In 1968 Chicago was in chaos. We had hoped to move the Democratic convention to Miami. Fritz Mondale, who had replace Vice President Humphrey in the Senate, called Mayor Richard Daley to ask for the move and Daley snidely said of the demonstrators, “I’ll give them every courtesy.”

Early in the convention there was a lot of noise from the police riot in the streets. I stood with Humphrey while he raised his hotel room window and we looked out on the incredible scene below—cops beating on the protestors, arms swinging, people falling. The smell of tear gas drifted up and Humphrey shook his head in disbelief. I think he felt that any chance for winning was disappearing.

Inside the Conrad Hilton crowds of delegates and some protestors mingled in the lobbies, hallways, and elevators. Pushing and shoving took the place of discourse. My job as the Vice President’s press secretary was to inform and to show a calm demeanor, and it was in that spirit that I began the day’s press briefing. Here is how I remember it:

It was the afternoon of the day in August 1968 when Humphrey was going to be nominated for President. As his press secretary, I was standing on a low coffee table on our 15th floor of the Hilton where a large number of press was jammed together in every available foot of space.

My press briefing took place there because I couldn’t get through the crowd, pickets, and delegates to a press room downstairs in a timely fashion, nor could the press. At best, the hotel was a chaotic environment; at its worst, a threatening one.

I briefly explained what we were doing that day and took questions.
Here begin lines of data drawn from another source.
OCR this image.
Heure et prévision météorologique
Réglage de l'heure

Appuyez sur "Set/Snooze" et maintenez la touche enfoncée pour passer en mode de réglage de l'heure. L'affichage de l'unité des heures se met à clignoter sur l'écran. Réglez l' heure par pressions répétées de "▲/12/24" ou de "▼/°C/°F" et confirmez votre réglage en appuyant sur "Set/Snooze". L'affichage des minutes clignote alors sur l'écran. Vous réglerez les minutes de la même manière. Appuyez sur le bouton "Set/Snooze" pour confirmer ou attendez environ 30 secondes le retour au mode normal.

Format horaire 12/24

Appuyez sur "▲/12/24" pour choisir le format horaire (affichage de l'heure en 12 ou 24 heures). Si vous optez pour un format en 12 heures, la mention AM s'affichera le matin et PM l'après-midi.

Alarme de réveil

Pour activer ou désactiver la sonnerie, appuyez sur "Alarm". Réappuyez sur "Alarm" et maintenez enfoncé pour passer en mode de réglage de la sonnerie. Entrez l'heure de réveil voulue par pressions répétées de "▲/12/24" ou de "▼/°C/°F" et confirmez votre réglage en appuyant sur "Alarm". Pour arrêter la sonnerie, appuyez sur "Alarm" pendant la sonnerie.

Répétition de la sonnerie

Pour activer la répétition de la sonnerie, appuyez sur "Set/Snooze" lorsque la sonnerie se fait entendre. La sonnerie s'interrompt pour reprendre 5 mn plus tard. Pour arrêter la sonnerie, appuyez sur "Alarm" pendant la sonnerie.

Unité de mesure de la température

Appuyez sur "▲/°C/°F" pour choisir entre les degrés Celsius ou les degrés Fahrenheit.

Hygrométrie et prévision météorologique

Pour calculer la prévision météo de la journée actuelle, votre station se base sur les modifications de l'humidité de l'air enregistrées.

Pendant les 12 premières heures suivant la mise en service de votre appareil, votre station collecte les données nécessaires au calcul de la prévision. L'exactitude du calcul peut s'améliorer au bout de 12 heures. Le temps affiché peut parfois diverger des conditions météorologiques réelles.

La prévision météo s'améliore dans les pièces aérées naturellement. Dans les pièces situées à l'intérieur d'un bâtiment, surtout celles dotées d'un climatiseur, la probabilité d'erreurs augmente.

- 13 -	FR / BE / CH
As I finished, a voice came from the back asking, “If Hubert gets the nomination tonight will he take Lyndon as his Vice President?” There was laughter and I said, “Lyndon who—and that’s off the record.”
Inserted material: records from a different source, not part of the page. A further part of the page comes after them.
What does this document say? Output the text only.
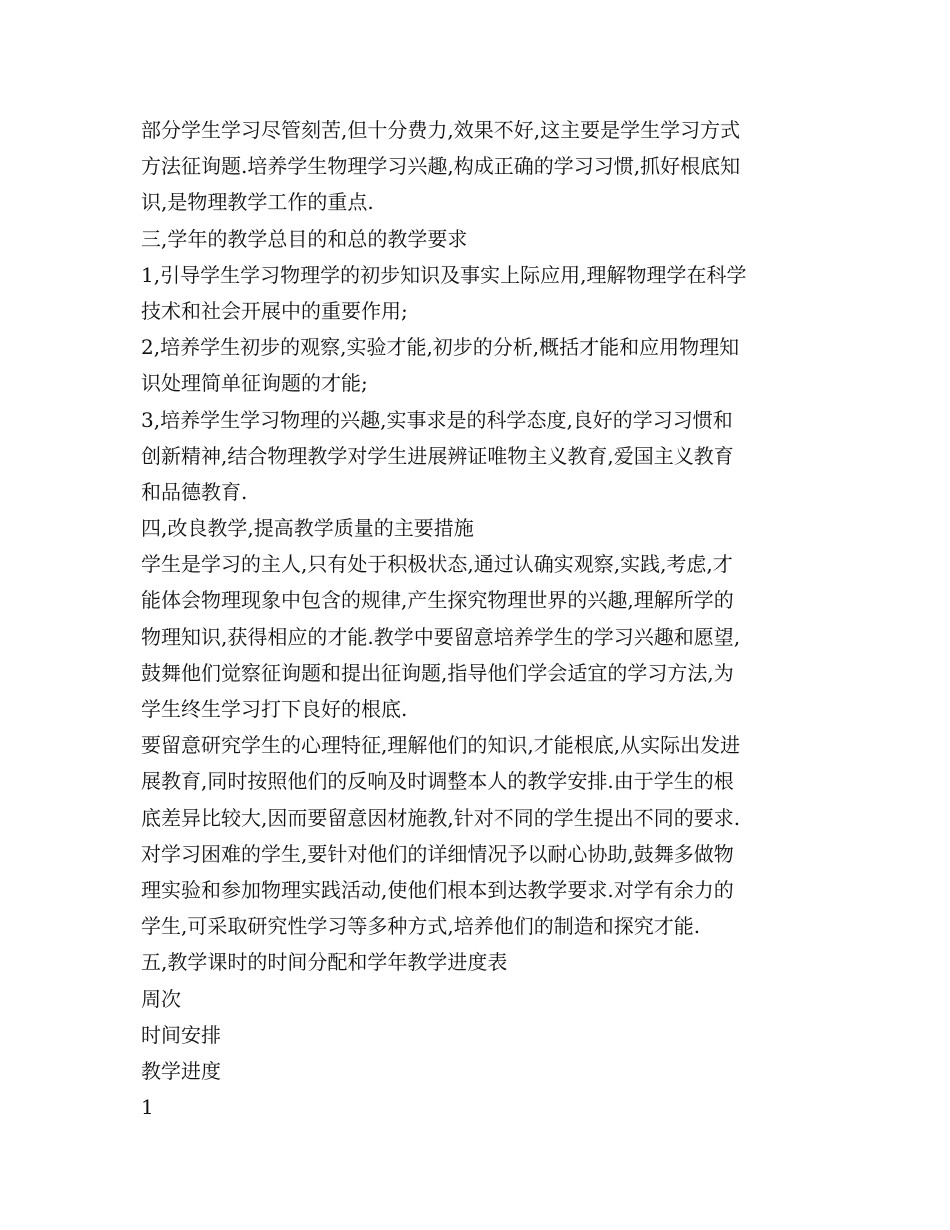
部分学生学习尽管刻苦,但十分费力,效果不好,这主要是学生学习方式
方法征询题.培养学生物理学习兴趣,构成正确的学习习惯,抓好根底知
识,是物理教学工作的重点.
三,学年的教学总目的和总的教学要求
1,引导学生学习物理学的初步知识及事实上际应用,理解物理学在科学
技术和社会开展中的重要作用;
2,培养学生初步的观察,实验才能,初步的分析,概括才能和应用物理知
识处理简单征询题的才能;
3,培养学生学习物理的兴趣,实事求是的科学态度,良好的学习习惯和
创新精神,结合物理教学对学生进展辨证唯物主义教育,爱国主义教育
和品德教育.
四,改良教学,提高教学质量的主要措施
学生是学习的主人,只有处于积极状态,通过认确实观察,实践,考虑,才
能体会物理现象中包含的规律,产生探究物理世界的兴趣,理解所学的
物理知识,获得相应的才能.教学中要留意培养学生的学习兴趣和愿望,
鼓舞他们觉察征询题和提出征询题,指导他们学会适宜的学习方法,为
学生终生学习打下良好的根底.
要留意研究学生的心理特征,理解他们的知识,才能根底,从实际出发进
展教育,同时按照他们的反响及时调整本人的教学安排.由于学生的根
底差异比较大,因而要留意因材施教,针对不同的学生提出不同的要求.
对学习困难的学生,要针对他们的详细情况予以耐心协助,鼓舞多做物
理实验和参加物理实践活动,使他们根本到达教学要求.对学有余力的
学生,可采取研究性学习等多种方式,培养他们的制造和探究才能.
五,教学课时的时间分配和学年教学进度表
周次
时间安排
教学进度
1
When that laughter died down, the press crowded on elevators, racing away to file their stories.  Harry Kelly of the AP came up to me and said there was one guy who was filing my response because I said it was off the record after I said what I said.

I asked him if it was the Toledo Blade, figuring it had to be a small paper that hadn’t been out on the campaign trail with us.  “No,” said Harry, “it’s Carl Leubsdorf.” Carl was another AP reporter.

About two minutes later a Secret Service agent came up and said there was a call for me in their control room from the Texas White House. Because the phone company union was on strike, regular phone service was out. When I picked up the phone. both George Christian, and Loyd Hackler, Johnson’s press secretary and his assistant, greeted me. Then George said, “Norman who?”

We laughed, said goodbye, and I went down the hall to the suite where Vice President Humphrey was. I opened the door and he was hanging up a jacket in a closet. He wheeled and with his face contorted asked, “Did some son-of-a bitch say “Who’s Lyndon?”

I said, “You’ve got the right son-of-a bitch but the wrong line.”

He blew up. When he calmed down, he said that he’d  gotten a call from the Texas White House and Arthur Krim, our main fundraiser and a friend of the President, said that he would raise no money for HHH if he had my kind of person on his staff. Humphrey said he could hear Johnson breathing in the background or maybe on another phone.

I never spoke to Carl about what I considered an unprofessional moment, taking what was clearly meant as a joke and making a national story out of it.  I decided, with all that was going on in Chicago, that nothing useful was served by a confrontation. I had made the mistake of impertinence and had to live with it.

Norman Sherman was a volunteer for Humphrey in 1954 and worked for Eugene McCarthy in 1956. He then worked for Humphrey in 1959-60 when HHH ran against John Kennedy for the Democratic presidential nomination. He moved from Minnesota to Washington after the 1962 election to work for House member Don Fraser and rejoined the Humphrey staff in February 1963, working for Humphrey through the Vice Presidential years, the last three years as press secretary. He then edited Humphrey’s autobiography.

Comments

  1. I am a big fan of Norman Sherman. I love his recall about his life stories.. and I also love birding with the Shermans..

  2. Jack Limpert says

    If Vice President Humphrey had beaten Richard Nixon in 1968, Norman would have been the most quotable White House press secretary in our lifetime.